I want comment notification. I hate visiting another Movable Type blog, because I know if I comment and am interested in what that person might say in return, I have to go back and reload their blog every 15 seconds in hope of a reply. It almost makes me prefer to email them instead of commenting, and that takes out half of the fun. I'm sure if this annoys me, it annoys my readers as well. Perhaps, instead of commenting on other blogs, I should merely post my response on revjim.net with a link to them, and hope that they see it. I guess that's what trackback is for but, like me, a lot of people don't like or enable trackback. Additionally, my thoughts on his post might be short, silly, and not of interest to my readers, so posting it here means that my readers have to suffer through it. And finally, not all blogs support trackback and not all my readers have websites of their own to post a response in.

I hate Perl and therefore, I hate that it is written in Perl. Part of me wants to make my Movable Type templates just be pure XML, and then write an XML parser in PHP to read them and display them the way I want them to look. But, with all of that, I may as well design my own admin interface and bypass MovableType all together.

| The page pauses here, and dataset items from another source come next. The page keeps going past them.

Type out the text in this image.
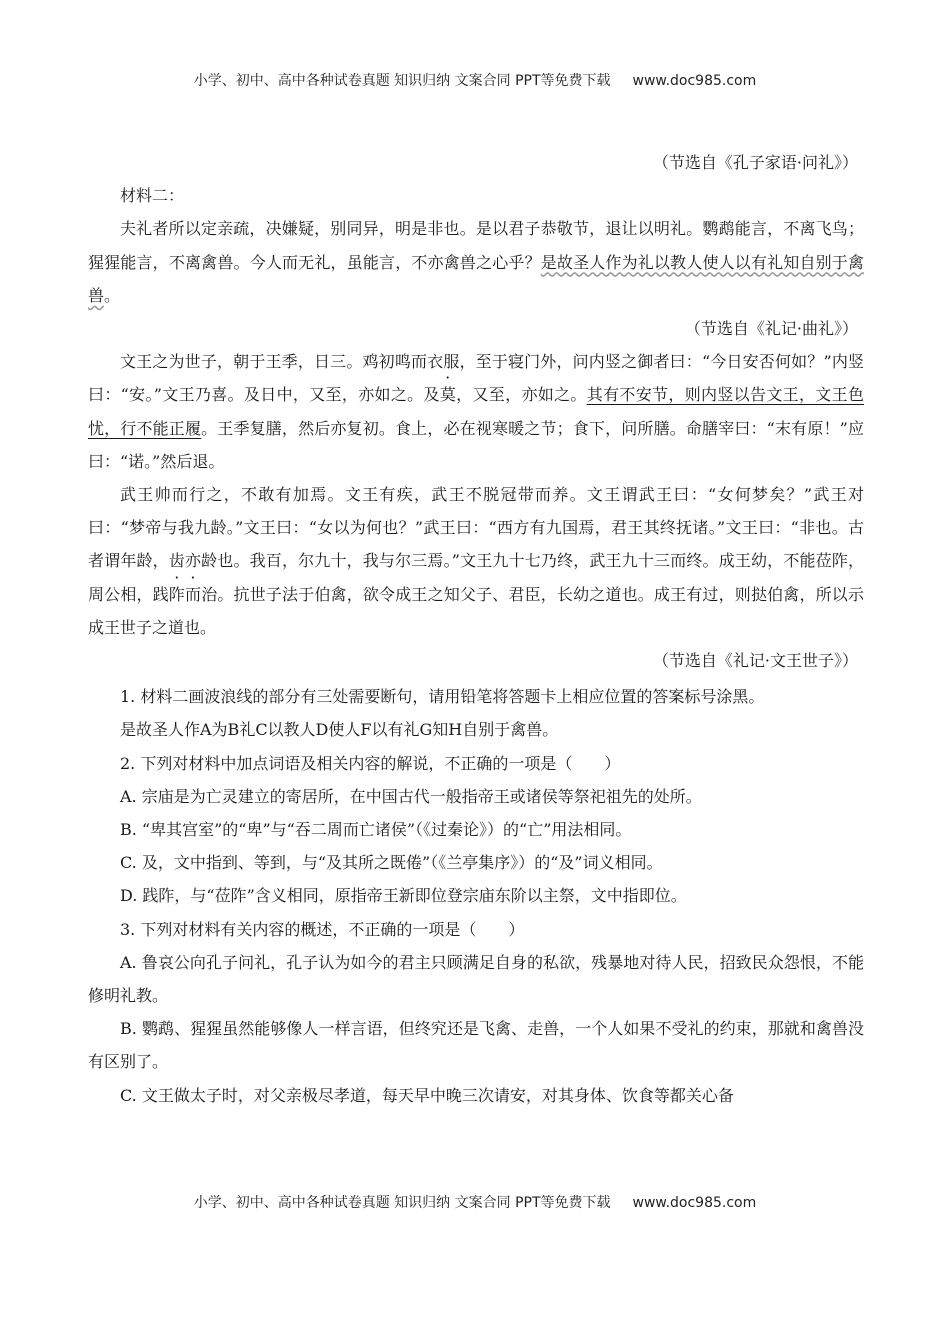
小学、初中、高中各种试卷真题 知识归纳 文案合同 PPT等免费下载 www.doc985.com

（节选自《孔子家语·问礼》）

材料二：

夫礼者所以定亲疏，决嫌疑，别同异，明是非也。是以君子恭敬节，退让以明礼。鹦鹉能言，不离飞鸟；猩猩能言，不离禽兽。今人而无礼，虽能言，不亦禽兽之心乎？是故圣人作为礼以教人使人以有礼知自别于禽兽。

（节选自《礼记·曲礼》）

文王之为世子，朝于王季，日三。鸡初鸣而衣服，至于寝门外，问内竖之御者曰：“今日安否何如？”内竖曰：“安。”文王乃喜。及日中，又至，亦如之。及莫，又至，亦如之。其有不安节，则内竖以告文王，文王色忧，行不能正履。王季复膳，然后亦复初。食上，必在视寒暖之节；食下，问所膳。命膳宰曰：“末有原！”应曰：“诺。”然后退。

武王帅而行之，不敢有加焉。文王有疾，武王不脱冠带而养。文王谓武王曰：“女何梦矣？”武王对曰：“梦帝与我九龄。”文王曰：“女以为何也？”武王曰：“西方有九国焉，君王其终抚诸。”文王曰：“非也。古者谓年龄，齿亦龄也。我百，尔九十，我与尔三焉。”文王九十七乃终，武王九十三而终。成王幼，不能莅阼，周公相，践阼而治。抗世子法于伯禽，欲令成王之知父子、君臣，长幼之道也。成王有过，则挞伯禽，所以示成王世子之道也。

（节选自《礼记·文王世子》）

1. 材料二画波浪线的部分有三处需要断句，请用铅笔将答题卡上相应位置的答案标号涂黑。

是故圣人作A为B礼C以教人D使人F以有礼G知H自别于禽兽。

2. 下列对材料中加点词语及相关内容的解说，不正确的一项是（　　）

A. 宗庙是为亡灵建立的寄居所，在中国古代一般指帝王或诸侯等祭祀祖先的处所。

B. “卑其宫室”的“卑”与“吞二周而亡诸侯”（《过秦论》）的“亡”用法相同。

C. 及，文中指到、等到，与“及其所之既倦”（《兰亭集序》）的“及”词义相同。

D. 践阼，与“莅阼”含义相同，原指帝王新即位登宗庙东阶以主祭，文中指即位。

3. 下列对材料有关内容的概述，不正确的一项是（　　）

A. 鲁哀公向孔子问礼，孔子认为如今的君主只顾满足自身的私欲，残暴地对待人民，招致民众怨恨，不能修明礼教。

B. 鹦鹉、猩猩虽然能够像人一样言语，但终究还是飞禽、走兽，一个人如果不受礼的约束，那就和禽兽没有区别了。

C. 文王做太子时，对父亲极尽孝道，每天早中晚三次请安，对其身体、饮食等都关心备

小学、初中、高中各种试卷真题 知识归纳 文案合同 PPT等免费下载 www.doc985.com
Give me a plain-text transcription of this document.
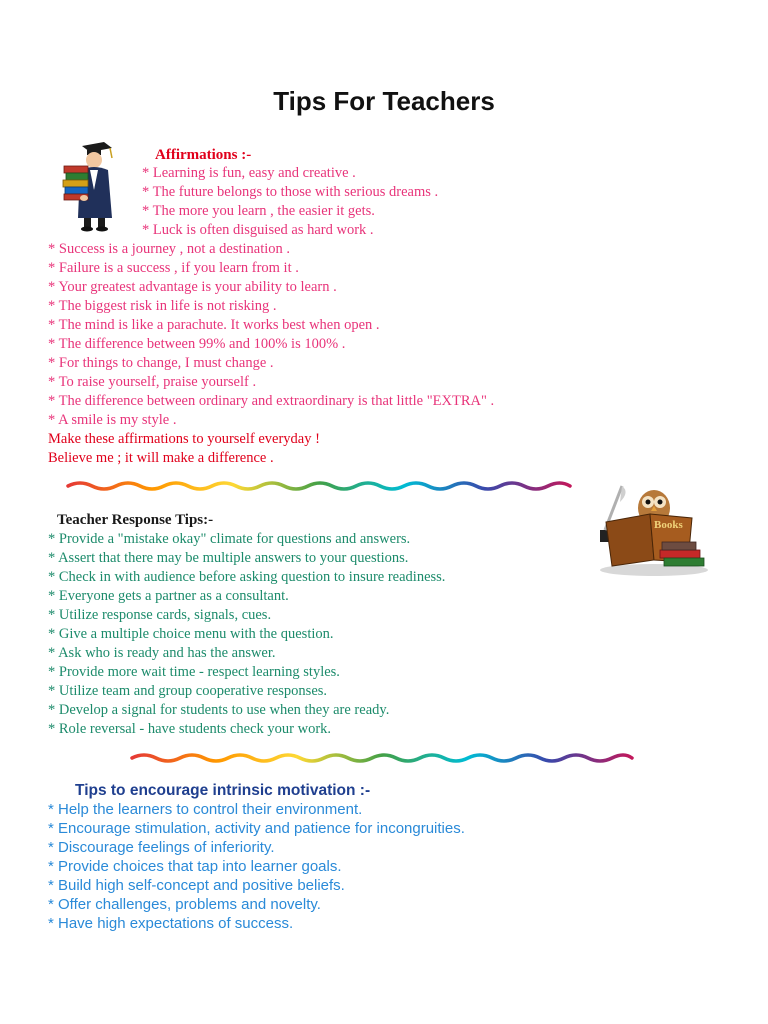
Tips For Teachers
Affirmations :-
* Learning is fun, easy and creative .
* The future belongs to those with serious dreams .
* The more you learn , the easier it gets.
* Luck is often disguised as hard work .
* Success is a journey , not a destination .
* Failure is a success , if you learn from it .
* Your greatest advantage is your ability to learn .
* The biggest risk in life is not risking .
* The mind is like a parachute. It works best when open .
* The difference between 99% and 100% is 100% .
* For things to change, I must change .
* To raise yourself, praise yourself .
* The difference between ordinary and extraordinary is that little "EXTRA" .
* A smile is my style .
Make these affirmations to yourself everyday !
Believe me ; it will make a difference .
Books
Teacher Response Tips:-
* Provide a "mistake okay" climate for questions and answers.
* Assert that there may be multiple answers to your questions.
* Check in with audience before asking question to insure readiness.
* Everyone gets a partner as a consultant.
* Utilize response cards, signals, cues.
* Give a multiple choice menu with the question.
* Ask who is ready and has the answer.
* Provide more wait time - respect learning styles.
* Utilize team and group cooperative responses.
* Develop a signal for students to use when they are ready.
* Role reversal - have students check your work.
Tips to encourage intrinsic motivation :-
* Help the learners to control their environment.
* Encourage stimulation, activity and patience for incongruities.
* Discourage feelings of inferiority.
* Provide choices that tap into learner goals.
* Build high self-concept and positive beliefs.
* Offer challenges, problems and novelty.
* Have high expectations of success.
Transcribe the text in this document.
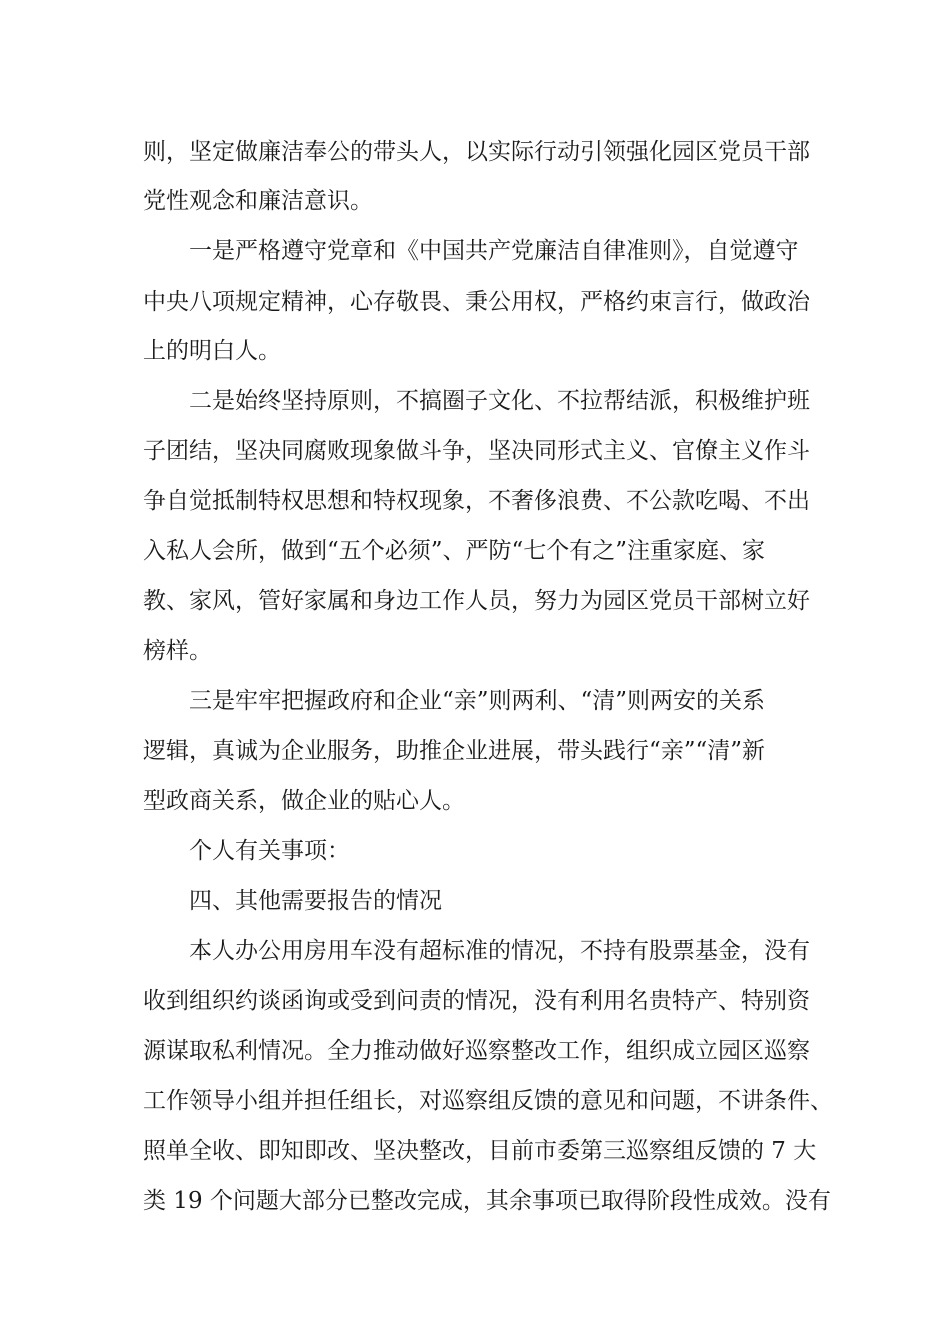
则，坚定做廉洁奉公的带头人，以实际行动引领强化园区党员干部
党性观念和廉洁意识。
一是严格遵守党章和《中国共产党廉洁自律准则》，自觉遵守
中央八项规定精神，心存敬畏、秉公用权，严格约束言行，做政治
上的明白人。
二是始终坚持原则，不搞圈子文化、不拉帮结派，积极维护班
子团结，坚决同腐败现象做斗争，坚决同形式主义、官僚主义作斗
争自觉抵制特权思想和特权现象，不奢侈浪费、不公款吃喝、不出
入私人会所，做到“五个必须”、严防“七个有之”注重家庭、家
教、家风，管好家属和身边工作人员，努力为园区党员干部树立好
榜样。
三是牢牢把握政府和企业“亲”则两利、“清”则两安的关系
逻辑，真诚为企业服务，助推企业进展，带头践行“亲”“清”新
型政商关系，做企业的贴心人。
个人有关事项：
四、其他需要报告的情况
本人办公用房用车没有超标准的情况，不持有股票基金，没有
收到组织约谈函询或受到问责的情况，没有利用名贵特产、特别资
源谋取私利情况。全力推动做好巡察整改工作，组织成立园区巡察
工作领导小组并担任组长，对巡察组反馈的意见和问题，不讲条件、
照单全收、即知即改、坚决整改，目前市委第三巡察组反馈的 7 大
类 19 个问题大部分已整改完成，其余事项已取得阶段性成效。没有
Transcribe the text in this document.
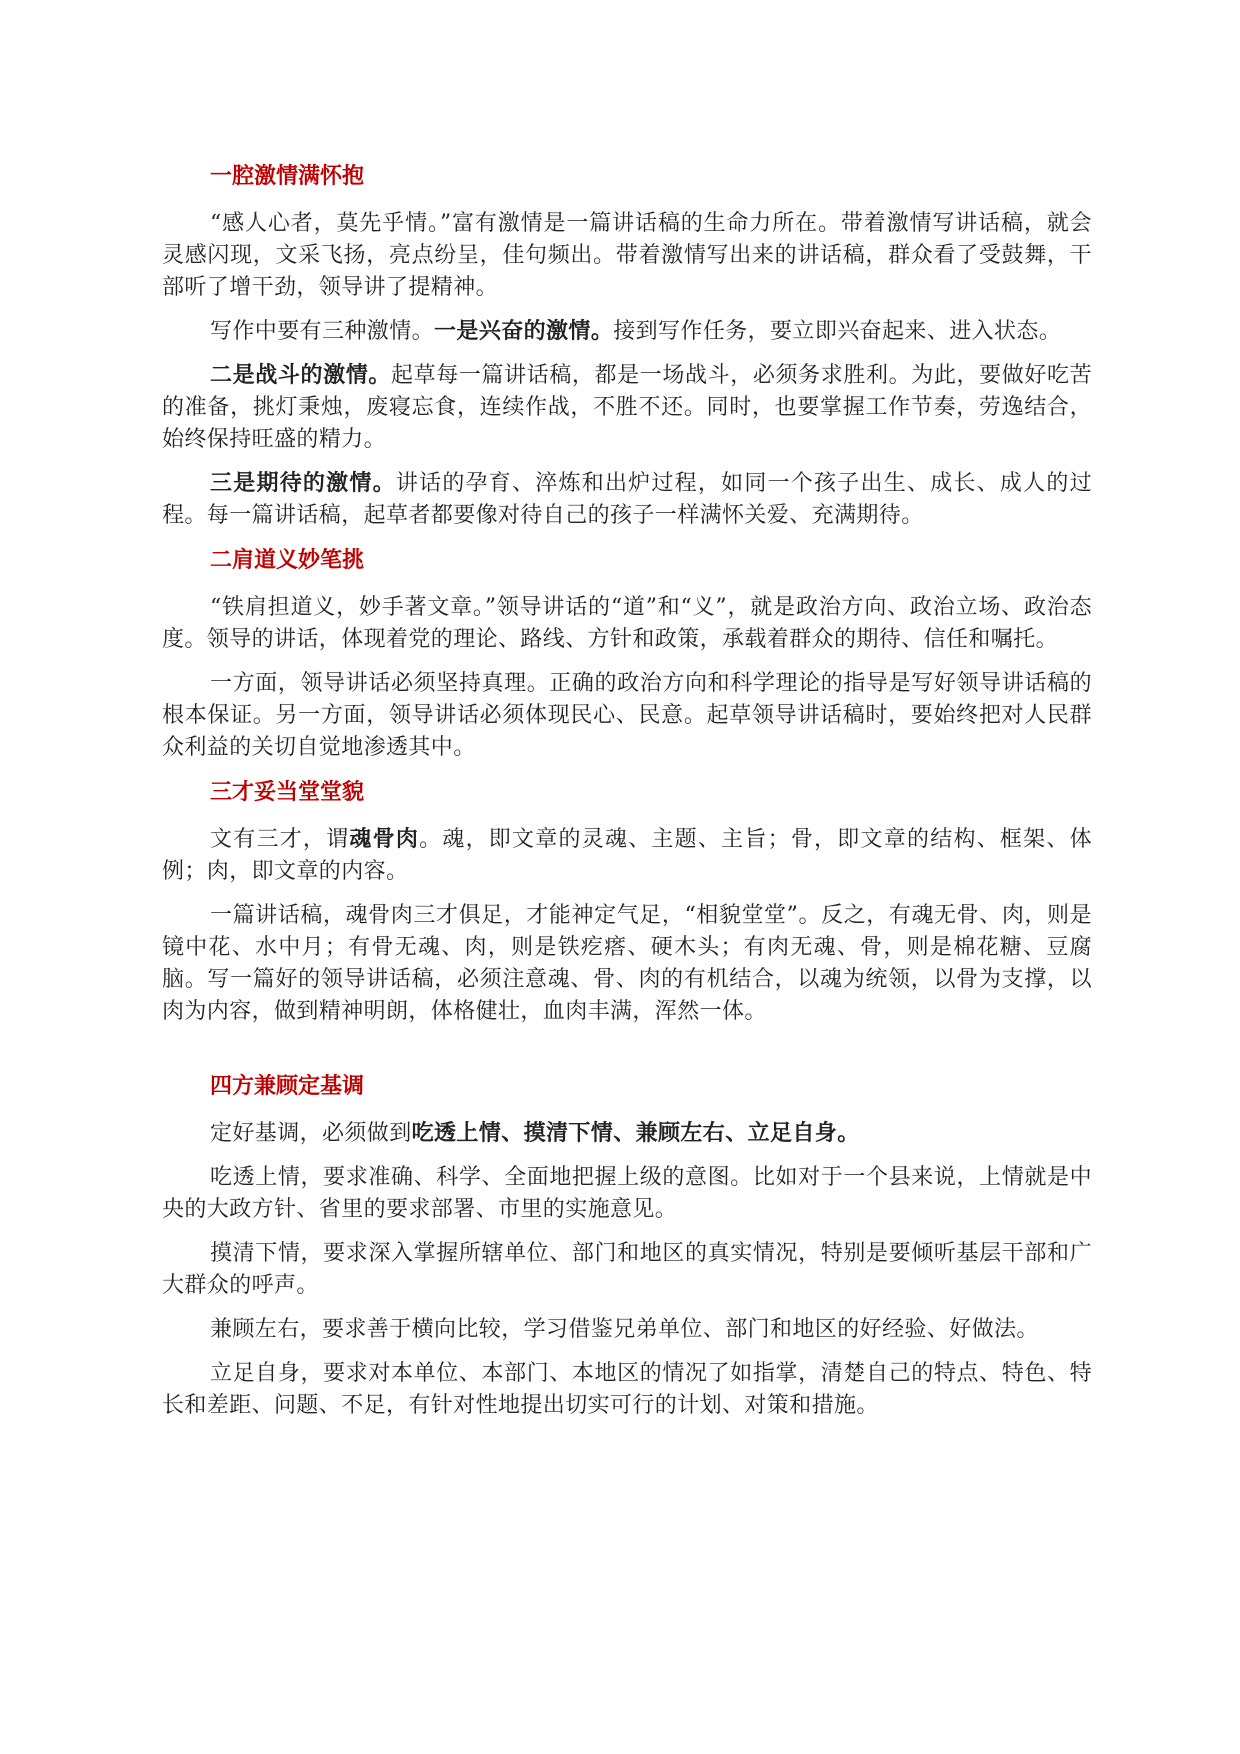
一腔激情满怀抱

“感人心者，莫先乎情。”富有激情是一篇讲话稿的生命力所在。带着激情写讲话稿，就会灵感闪现，文采飞扬，亮点纷呈，佳句频出。带着激情写出来的讲话稿，群众看了受鼓舞，干部听了增干劲，领导讲了提精神。

写作中要有三种激情。一是兴奋的激情。接到写作任务，要立即兴奋起来、进入状态。

二是战斗的激情。起草每一篇讲话稿，都是一场战斗，必须务求胜利。为此，要做好吃苦的准备，挑灯秉烛，废寝忘食，连续作战，不胜不还。同时，也要掌握工作节奏，劳逸结合，始终保持旺盛的精力。

三是期待的激情。讲话的孕育、淬炼和出炉过程，如同一个孩子出生、成长、成人的过程。每一篇讲话稿，起草者都要像对待自己的孩子一样满怀关爱、充满期待。

二肩道义妙笔挑

“铁肩担道义，妙手著文章。”领导讲话的“道”和“义”，就是政治方向、政治立场、政治态度。领导的讲话，体现着党的理论、路线、方针和政策，承载着群众的期待、信任和嘱托。

一方面，领导讲话必须坚持真理。正确的政治方向和科学理论的指导是写好领导讲话稿的根本保证。另一方面，领导讲话必须体现民心、民意。起草领导讲话稿时，要始终把对人民群众利益的关切自觉地渗透其中。

三才妥当堂堂貌

文有三才，谓魂骨肉。魂，即文章的灵魂、主题、主旨；骨，即文章的结构、框架、体例；肉，即文章的内容。

一篇讲话稿，魂骨肉三才俱足，才能神定气足，“相貌堂堂”。反之，有魂无骨、肉，则是镜中花、水中月；有骨无魂、肉，则是铁疙瘩、硬木头；有肉无魂、骨，则是棉花糖、豆腐脑。写一篇好的领导讲话稿，必须注意魂、骨、肉的有机结合，以魂为统领，以骨为支撑，以肉为内容，做到精神明朗，体格健壮，血肉丰满，浑然一体。

四方兼顾定基调

定好基调，必须做到吃透上情、摸清下情、兼顾左右、立足自身。

吃透上情，要求准确、科学、全面地把握上级的意图。比如对于一个县来说，上情就是中央的大政方针、省里的要求部署、市里的实施意见。

摸清下情，要求深入掌握所辖单位、部门和地区的真实情况，特别是要倾听基层干部和广大群众的呼声。

兼顾左右，要求善于横向比较，学习借鉴兄弟单位、部门和地区的好经验、好做法。

立足自身，要求对本单位、本部门、本地区的情况了如指掌，清楚自己的特点、特色、特长和差距、问题、不足，有针对性地提出切实可行的计划、对策和措施。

The benfit of this, is that I can extend the functionality of revjim.net in the programming language of my choice, without having to hack it in with a server side include, or by including PHP instructions in my MoveableType templates. I want to add my own hooks into MovableType. I want to add referer tracking. I want to add pingback.

I want dynamic content. I hate that the pages are statically generated. I'd glady trade the CPU time required to generate the page everytime for the additional flexability this affords me.

Why do I use MovableType then? Because, even with all of these limitations, problems, and short-commings, it is still the best thing I have found.